On this trip we stay at the excellent Dusit Thani Hotel. It’s only really about 20 minutes from the airport, but with a population of 20m+, Cairo’s traffic is chaotic and unpredictable, so this can take an hour. We arrive at an apparent oasis with a large pool edged by soothing palm trees. The first ever tourism began in Egypt, with the main history of the country beginning around 3,000 BC. Alongside all their internal struggles, they have been invaded by pretty much everyone including the Persians, the Ottomans, Greeks, Romans, French, British and more.


After two days’ rest, we declare an international day of culture, embarking on a day trip taking in Saqqara, Giza and the original Egyptian Museum in the centre of town. Saqqara is stunning and there is barely anyone there – perhaps 10 people in 7 square miles. The mastaba of Ti is a beautiful tomb of a high-ranking official filled with impressive carvings. Such tombs were houses for the afterlife, filled with possessions and wall paintings of their lifetime achievements. The step pyramid of Djoser is the oldest known, pre-dating the modern classic straight line pyramids most people know. Impressive statues and architecture are enhanced by underground experiences showing walls made of translucent alabaster and original murals still in colour. Emerge blinking into the light and 40-degree heat for the full experience.

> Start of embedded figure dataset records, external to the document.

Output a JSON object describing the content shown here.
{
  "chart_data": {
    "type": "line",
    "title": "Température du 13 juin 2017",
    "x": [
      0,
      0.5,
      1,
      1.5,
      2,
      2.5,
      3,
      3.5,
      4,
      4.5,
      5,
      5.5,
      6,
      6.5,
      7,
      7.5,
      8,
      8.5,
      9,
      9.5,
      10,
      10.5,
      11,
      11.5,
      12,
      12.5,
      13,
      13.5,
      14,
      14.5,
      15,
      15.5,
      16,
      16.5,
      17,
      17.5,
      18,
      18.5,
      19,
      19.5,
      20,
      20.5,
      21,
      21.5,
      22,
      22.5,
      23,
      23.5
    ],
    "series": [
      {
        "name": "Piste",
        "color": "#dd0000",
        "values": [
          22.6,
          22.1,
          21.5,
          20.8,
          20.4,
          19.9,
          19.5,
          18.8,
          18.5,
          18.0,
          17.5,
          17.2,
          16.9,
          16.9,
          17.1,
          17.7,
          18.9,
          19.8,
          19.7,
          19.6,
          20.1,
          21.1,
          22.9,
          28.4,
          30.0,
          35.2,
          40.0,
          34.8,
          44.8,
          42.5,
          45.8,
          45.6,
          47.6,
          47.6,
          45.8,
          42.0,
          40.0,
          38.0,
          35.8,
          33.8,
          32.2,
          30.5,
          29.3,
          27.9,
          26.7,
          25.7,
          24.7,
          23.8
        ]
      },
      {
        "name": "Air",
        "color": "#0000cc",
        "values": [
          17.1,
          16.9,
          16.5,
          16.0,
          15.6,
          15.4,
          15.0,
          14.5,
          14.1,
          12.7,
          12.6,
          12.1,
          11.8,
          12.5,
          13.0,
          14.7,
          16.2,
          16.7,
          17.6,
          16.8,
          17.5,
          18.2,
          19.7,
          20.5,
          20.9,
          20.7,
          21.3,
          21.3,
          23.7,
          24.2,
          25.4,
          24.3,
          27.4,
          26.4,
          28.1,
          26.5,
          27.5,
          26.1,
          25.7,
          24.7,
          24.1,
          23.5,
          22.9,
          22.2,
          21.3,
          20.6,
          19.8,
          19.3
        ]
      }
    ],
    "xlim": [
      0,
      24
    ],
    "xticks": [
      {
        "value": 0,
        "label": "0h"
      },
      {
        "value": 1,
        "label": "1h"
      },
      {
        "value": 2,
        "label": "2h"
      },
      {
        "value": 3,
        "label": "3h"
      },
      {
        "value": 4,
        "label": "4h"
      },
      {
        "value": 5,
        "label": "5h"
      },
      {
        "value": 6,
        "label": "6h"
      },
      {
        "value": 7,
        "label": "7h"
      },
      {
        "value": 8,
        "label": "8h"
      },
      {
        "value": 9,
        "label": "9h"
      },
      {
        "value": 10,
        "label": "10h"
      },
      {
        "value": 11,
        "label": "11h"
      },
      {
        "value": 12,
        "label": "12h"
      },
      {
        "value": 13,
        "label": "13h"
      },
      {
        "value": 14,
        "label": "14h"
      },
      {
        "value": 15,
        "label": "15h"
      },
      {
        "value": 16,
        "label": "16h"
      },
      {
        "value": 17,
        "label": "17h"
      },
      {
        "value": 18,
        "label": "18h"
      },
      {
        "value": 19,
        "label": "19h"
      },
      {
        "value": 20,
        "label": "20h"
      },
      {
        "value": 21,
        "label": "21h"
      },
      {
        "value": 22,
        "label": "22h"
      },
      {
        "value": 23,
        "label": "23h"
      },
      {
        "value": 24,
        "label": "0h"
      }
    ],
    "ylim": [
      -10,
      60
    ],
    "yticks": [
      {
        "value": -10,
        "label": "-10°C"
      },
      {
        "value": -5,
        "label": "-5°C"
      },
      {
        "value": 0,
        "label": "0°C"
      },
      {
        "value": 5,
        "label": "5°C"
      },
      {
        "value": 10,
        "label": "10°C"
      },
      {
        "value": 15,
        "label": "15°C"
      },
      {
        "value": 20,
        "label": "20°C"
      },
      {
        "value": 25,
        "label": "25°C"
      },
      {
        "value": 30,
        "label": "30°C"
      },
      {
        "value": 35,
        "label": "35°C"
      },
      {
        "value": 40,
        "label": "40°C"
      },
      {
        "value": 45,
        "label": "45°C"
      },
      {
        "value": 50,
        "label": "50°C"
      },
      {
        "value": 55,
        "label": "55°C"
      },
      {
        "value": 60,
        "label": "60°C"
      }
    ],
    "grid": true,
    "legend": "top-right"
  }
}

Up on the Giza plateau they have done a pretty good job of tidying the place up. There are new buildings and roads, a fleet of staff removing camel dung from the roads, and the hawkers are not as troublesome as feared. The pyramids are breathtaking to stand beneath, with each individual block weighing 2.5 tons. Thankfully climbing them is now forbidden and by all accounts the tops are covered in graffiti. One man carved a suicide note and then jumped off. The Sphinx is strangely smaller than expected and in a bit of a state, but nonetheless commanding as a guardian of this grand funerary complex.

And finally on to the original Egyptian museum, a pink stone building just off the Nile built by the Frenchman Auguste Mariette (1821-81). It contains a replica of the Rosetta Stone which cracked the code on what the Pharoah’s hieroglyphics meant, hundreds of statues of Ramesses II, who carved his name on every statue he came across, and hundreds of other fascinating artefacts. Top of the list in our book was the Tutankhamun exhibition containing two of his four gold sarcophaguses and his famous gold funerary mask, and a series of mummies, many of them animals. A couple of interesting factoids here. The reason why the majority of King Tut’s trappings were gold is that he died suddenly aged 19, so there wasn’t time to spend years preparing rock carvings – a lucky development for Howard Carter who discovered the tomb. And the reason why their faces were covered by masks was so that their returning spirits could recognize which body was theirs in the afterlife. With our minds full of enough information to fail a history exam comprehensively, we return to the hotel for a well-earned beer and swim.

For history, you have to score Egypt 10 out of 10. For other aspects such as service, crowding and infrastructure, 7-8.